The company was established in California in 2003 and acquired by Salesforce for $15.7 billion in 2019. It offers analytics solutions for many industry sectors including financial services, but notes that in all cases its mission is to help firms empower their employees to make decisions based on data.
Zaheera Valani, vice president of software engineering at Tableau, says: “Tableau has revolutionised self-service analytics, allowing business users to ask questions and get answers from data.”
While business access to data for analytics is key to Tableau’s offer, it is backed up by data governance and IT. Valani explains: “Tableau is not just about self-service analytics or data governance, it is about both. It gives IT control and visibility to govern data, and empowers business analytics.”
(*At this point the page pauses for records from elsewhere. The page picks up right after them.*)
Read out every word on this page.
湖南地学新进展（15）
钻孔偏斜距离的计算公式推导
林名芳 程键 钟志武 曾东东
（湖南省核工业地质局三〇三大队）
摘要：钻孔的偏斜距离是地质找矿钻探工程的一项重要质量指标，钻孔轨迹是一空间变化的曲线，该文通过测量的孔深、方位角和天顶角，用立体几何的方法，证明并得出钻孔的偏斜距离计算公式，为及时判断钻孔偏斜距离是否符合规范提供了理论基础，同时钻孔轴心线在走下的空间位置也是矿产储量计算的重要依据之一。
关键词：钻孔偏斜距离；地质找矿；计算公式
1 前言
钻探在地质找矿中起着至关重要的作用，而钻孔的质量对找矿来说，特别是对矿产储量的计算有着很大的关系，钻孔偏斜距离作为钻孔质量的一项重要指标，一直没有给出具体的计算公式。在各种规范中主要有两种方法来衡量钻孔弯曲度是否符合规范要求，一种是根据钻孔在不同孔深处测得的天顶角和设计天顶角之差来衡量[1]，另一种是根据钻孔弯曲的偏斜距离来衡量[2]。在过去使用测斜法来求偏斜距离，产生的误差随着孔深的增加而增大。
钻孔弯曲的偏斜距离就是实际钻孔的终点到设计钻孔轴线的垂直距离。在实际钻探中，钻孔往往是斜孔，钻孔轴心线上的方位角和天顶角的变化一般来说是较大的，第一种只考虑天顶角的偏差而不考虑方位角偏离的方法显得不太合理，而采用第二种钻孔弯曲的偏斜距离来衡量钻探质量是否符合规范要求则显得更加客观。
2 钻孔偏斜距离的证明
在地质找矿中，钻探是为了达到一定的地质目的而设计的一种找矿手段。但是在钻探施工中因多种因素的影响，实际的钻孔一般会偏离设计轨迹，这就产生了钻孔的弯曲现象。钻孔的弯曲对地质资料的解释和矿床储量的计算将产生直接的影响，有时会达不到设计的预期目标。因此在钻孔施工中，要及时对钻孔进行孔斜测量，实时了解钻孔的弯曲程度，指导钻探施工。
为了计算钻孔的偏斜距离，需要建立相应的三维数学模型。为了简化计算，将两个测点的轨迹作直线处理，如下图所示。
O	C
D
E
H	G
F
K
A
Data preparation including data quality, automation, scheduling and delivery is also an important part of the stack, which builds up from data access to data preparation, governance, content discovery, analytics, and collaboration, the whole wrapped up in security and compliance, and offering extensibility and API access to data sources and third-party tools. The platform manages both structured and unstructured data, and can be deployed on premise, as software-as-a-service (SaaS), or in the public cloud.
Among Tableau’s financial services users are JPMorgan Chase, which selected Tableau to keep up with rapid industry changes and better optimise for business success. In a highly regulated environment, IT first established enterprise governance that balanced data access and compliance. The solution initially supported about 400 users in 2011 and has since been extended to nearly 30,000 users, saving thousands of manual work hours.
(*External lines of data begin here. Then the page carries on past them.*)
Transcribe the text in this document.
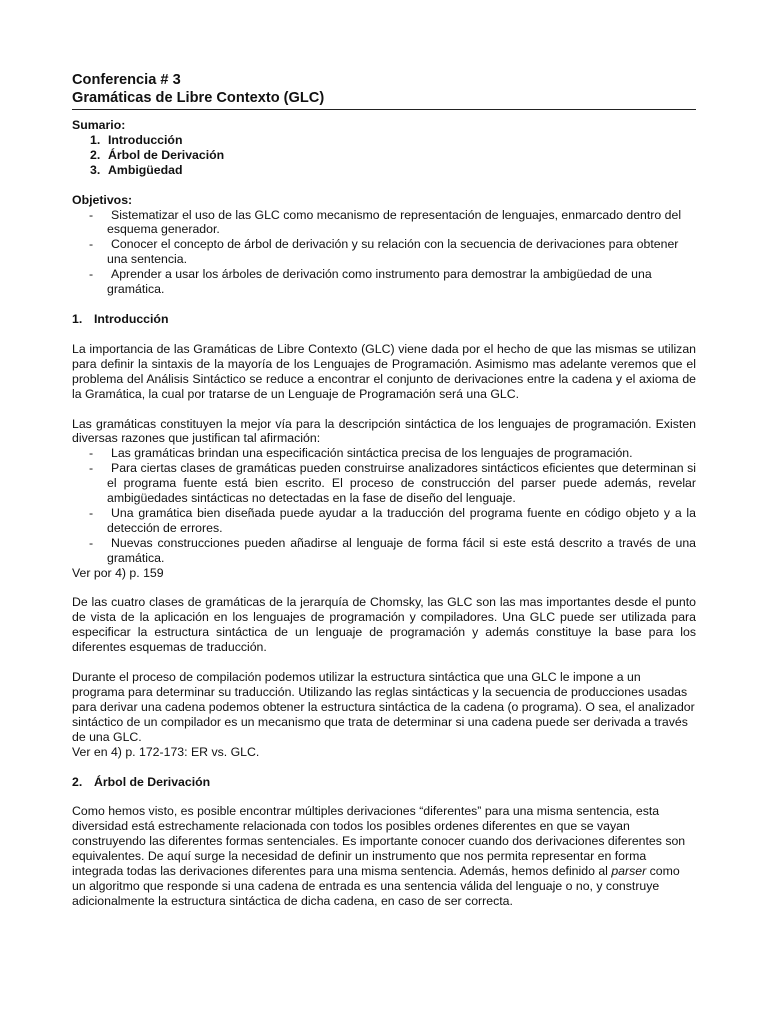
Conferencia # 3
Gramáticas de Libre Contexto (GLC)
Sumario:
1. Introducción
2. Árbol de Derivación
3. Ambigüedad
Objetivos:
- Sistematizar el uso de las GLC como mecanismo de representación de lenguajes, enmarcado dentro del esquema generador.
- Conocer el concepto de árbol de derivación y su relación con la secuencia de derivaciones para obtener una sentencia.
- Aprender a usar los árboles de derivación como instrumento para demostrar la ambigüedad de una gramática.
1. Introducción
La importancia de las Gramáticas de Libre Contexto (GLC) viene dada por el hecho de que las mismas se utilizan para definir la sintaxis de la mayoría de los Lenguajes de Programación. Asimismo mas adelante veremos que el problema del Análisis Sintáctico se reduce a encontrar el conjunto de derivaciones entre la cadena y el axioma de la Gramática, la cual por tratarse de un Lenguaje de Programación será una GLC.
Las gramáticas constituyen la mejor vía para la descripción sintáctica de los lenguajes de programación. Existen diversas razones que justifican tal afirmación:
- Las gramáticas brindan una especificación sintáctica precisa de los lenguajes de programación.
- Para ciertas clases de gramáticas pueden construirse analizadores sintácticos eficientes que determinan si el programa fuente está bien escrito. El proceso de construcción del parser puede además, revelar ambigüedades sintácticas no detectadas en la fase de diseño del lenguaje.
- Una gramática bien diseñada puede ayudar a la traducción del programa fuente en código objeto y a la detección de errores.
- Nuevas construcciones pueden añadirse al lenguaje de forma fácil si este está descrito a través de una gramática.
Ver por 4) p. 159
De las cuatro clases de gramáticas de la jerarquía de Chomsky, las GLC son las mas importantes desde el punto de vista de la aplicación en los lenguajes de programación y compiladores. Una GLC puede ser utilizada para especificar la estructura sintáctica de un lenguaje de programación y además constituye la base para los diferentes esquemas de traducción.
Durante el proceso de compilación podemos utilizar la estructura sintáctica que una GLC le impone a un programa para determinar su traducción. Utilizando las reglas sintácticas y la secuencia de producciones usadas para derivar una cadena podemos obtener la estructura sintáctica de la cadena (o programa). O sea, el analizador sintáctico de un compilador es un mecanismo que trata de determinar si una cadena puede ser derivada a través de una GLC.
Ver en 4) p. 172-173: ER vs. GLC.
2. Árbol de Derivación
Como hemos visto, es posible encontrar múltiples derivaciones “diferentes” para una misma sentencia, esta diversidad está estrechamente relacionada con todos los posibles ordenes diferentes en que se vayan construyendo las diferentes formas sentenciales. Es importante conocer cuando dos derivaciones diferentes son equivalentes. De aquí surge la necesidad de definir un instrumento que nos permita representar en forma integrada todas las derivaciones diferentes para una misma sentencia. Además, hemos definido al parser como un algoritmo que responde si una cadena de entrada es una sentencia válida del lenguaje o no, y construye adicionalmente la estructura sintáctica de dicha cadena, en caso de ser correcta.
Valani says: “Tableau is about flexibility and choice. It provides any data, for any use, anywhere. You can deploy the platform to suit your business, choose data and connect to analytics and other third-party tools such as MuleSoft, which simplifies the integration of Tableau into a company’s data environment. It is easy to use and puts data front and centre of where decisions are made.”
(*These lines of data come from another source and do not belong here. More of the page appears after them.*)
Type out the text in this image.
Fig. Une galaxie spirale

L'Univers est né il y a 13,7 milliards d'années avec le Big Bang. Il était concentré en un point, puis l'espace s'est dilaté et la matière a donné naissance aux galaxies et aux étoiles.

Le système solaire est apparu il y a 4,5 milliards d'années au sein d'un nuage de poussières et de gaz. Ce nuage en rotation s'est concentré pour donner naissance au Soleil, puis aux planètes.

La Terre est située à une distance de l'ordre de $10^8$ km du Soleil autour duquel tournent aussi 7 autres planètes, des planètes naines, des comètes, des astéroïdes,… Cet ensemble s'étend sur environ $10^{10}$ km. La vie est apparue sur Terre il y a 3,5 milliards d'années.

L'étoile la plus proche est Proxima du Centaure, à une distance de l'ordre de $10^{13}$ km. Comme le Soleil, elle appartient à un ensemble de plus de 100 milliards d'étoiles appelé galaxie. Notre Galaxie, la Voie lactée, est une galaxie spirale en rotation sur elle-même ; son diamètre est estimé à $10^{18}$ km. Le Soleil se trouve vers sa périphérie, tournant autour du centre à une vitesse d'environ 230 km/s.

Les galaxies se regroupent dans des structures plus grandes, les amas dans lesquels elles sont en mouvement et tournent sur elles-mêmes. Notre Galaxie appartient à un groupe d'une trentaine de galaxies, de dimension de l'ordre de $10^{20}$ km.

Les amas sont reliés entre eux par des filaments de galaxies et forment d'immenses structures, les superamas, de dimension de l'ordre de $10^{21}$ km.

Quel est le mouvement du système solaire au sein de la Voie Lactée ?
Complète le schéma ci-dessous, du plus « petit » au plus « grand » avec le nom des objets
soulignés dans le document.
The addition of business science to the Tableau platform democratises data science and puts its capabilities in the hands of business users and analysts. Data science teams working with machine learning and AI are still important to mission critical and highly scalable problems, but Tableau suggests there are also business decisions that rely on experience and knowledge, in addition to data, that can benefit from applying advanced analysis techniques. With this in mind, Tableau business science minimises trade-offs between extreme precision and control versus time to insight, and provides the ability to take action on insights while they are still relevant.
Valani comments: “By giving business users and analysts access to predictive analytics and AI tools, business science supports faster and more confident decisions.” Looking forward, she adds: “We will continue to develop analytics powered by AI for any person, using any data, anywhere.”